When I turned twelve, Candace had set me down for the birds and the bees talk, her words not mine. “What do birds and bees have to do with it?” I asked. She’d laugh, head back, displaying her perfectly aligned white teeth. She never answered that question but she did plenty of others. “It’s normal for you to feel “tingly” when you like someone.” Check! She explained that any day my period would come and a week later, it did. She took me shopping to celebrate womanhood. Candace was an expert on removing stigma and fears. She stood outside her bathroom, cheering me on as I inserted my first tampon. She said to stay away from light colors during my cycle and always be prepared in advance,aka menstrual calendar. Candace walked me through this foreign world one small step at a time.
My father had died from an aneurysm when I was eight. He was forty three, just four years older than my mother. He died sitting behind his desk at his office. My father was the manager of Chet Rich, Dylan Ray, and Southern Tide. Three of country music’s biggest songwriters and hit makers. His funeral was like the Who’s who of Nashville. Right at the time of his death, they had been trying to get pregnant. My mother wanted me to have a sibling but it just wasn’t God’s plan, she’d say. I only remember seeing my mother cry a total of three times during that eerie first year. Death is a strange experience. In the mornings, my father would wake us up by playing the piano downstairs. The day after he died, we woke up to painful silence. Where did he go? I’d wondered. Is it possible he’ll come back to us. Everything was weird and frightening like a sink hole had appeared under our house or a Poltergeist lingered. His toothbrush remained in the holder. His cologne on the dresser. His clothes are in the closet. His guitar next to the fireplace. It felt incredibly morbid to keep his things and utterly cold to give them away. The wrestle is very real when someone you love is gone. Although we knew my father was in Heaven with Jesus, it still broke our hearts to pieces.

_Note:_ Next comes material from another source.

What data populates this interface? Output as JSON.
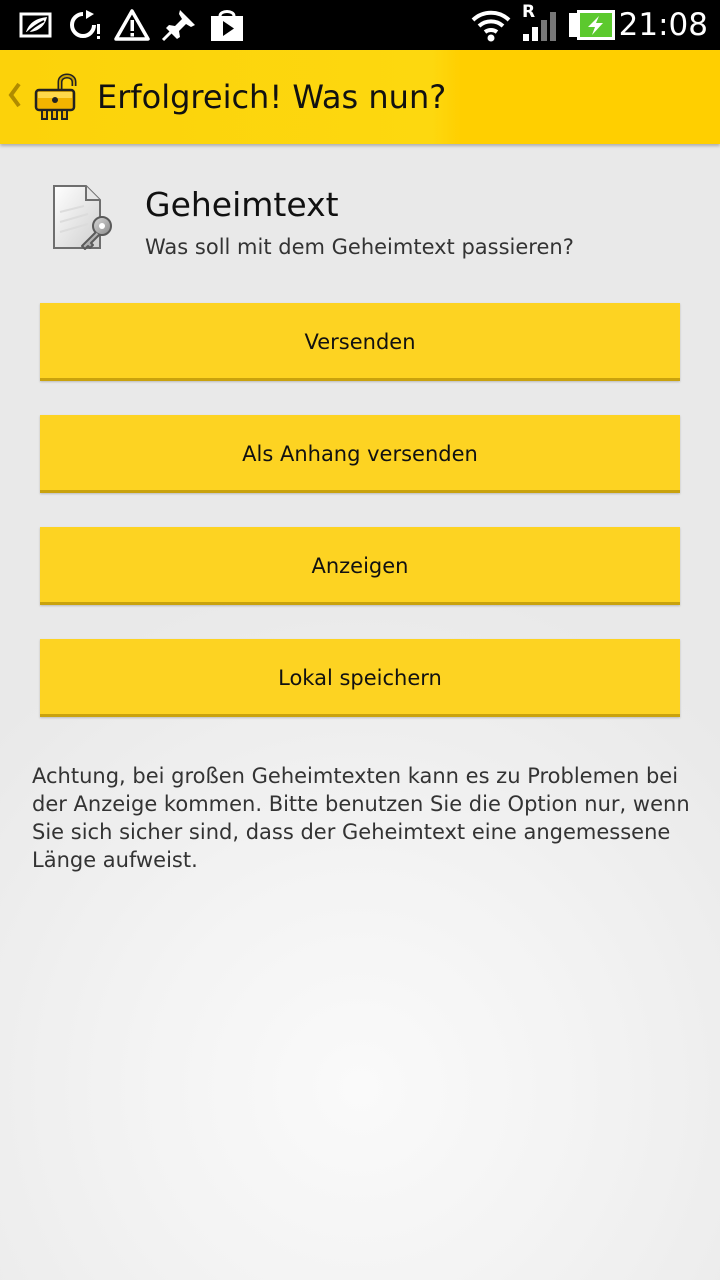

Four years after my father’s death and Candace still could not bring herself to date. “Dad is watching us. It would be like cheating on him and I would never cheat on your father, “ she’d say with a hurting smile. Another stellar quality in my mother, loyalty.
So I became her everything which looking back now was not healthy for either of us. It’s a lesson I have learned more than once. People, our people are just on loan and we don’t know for how long so hold everything with open hands. Steer clear from codependency. It will rob you of your identity.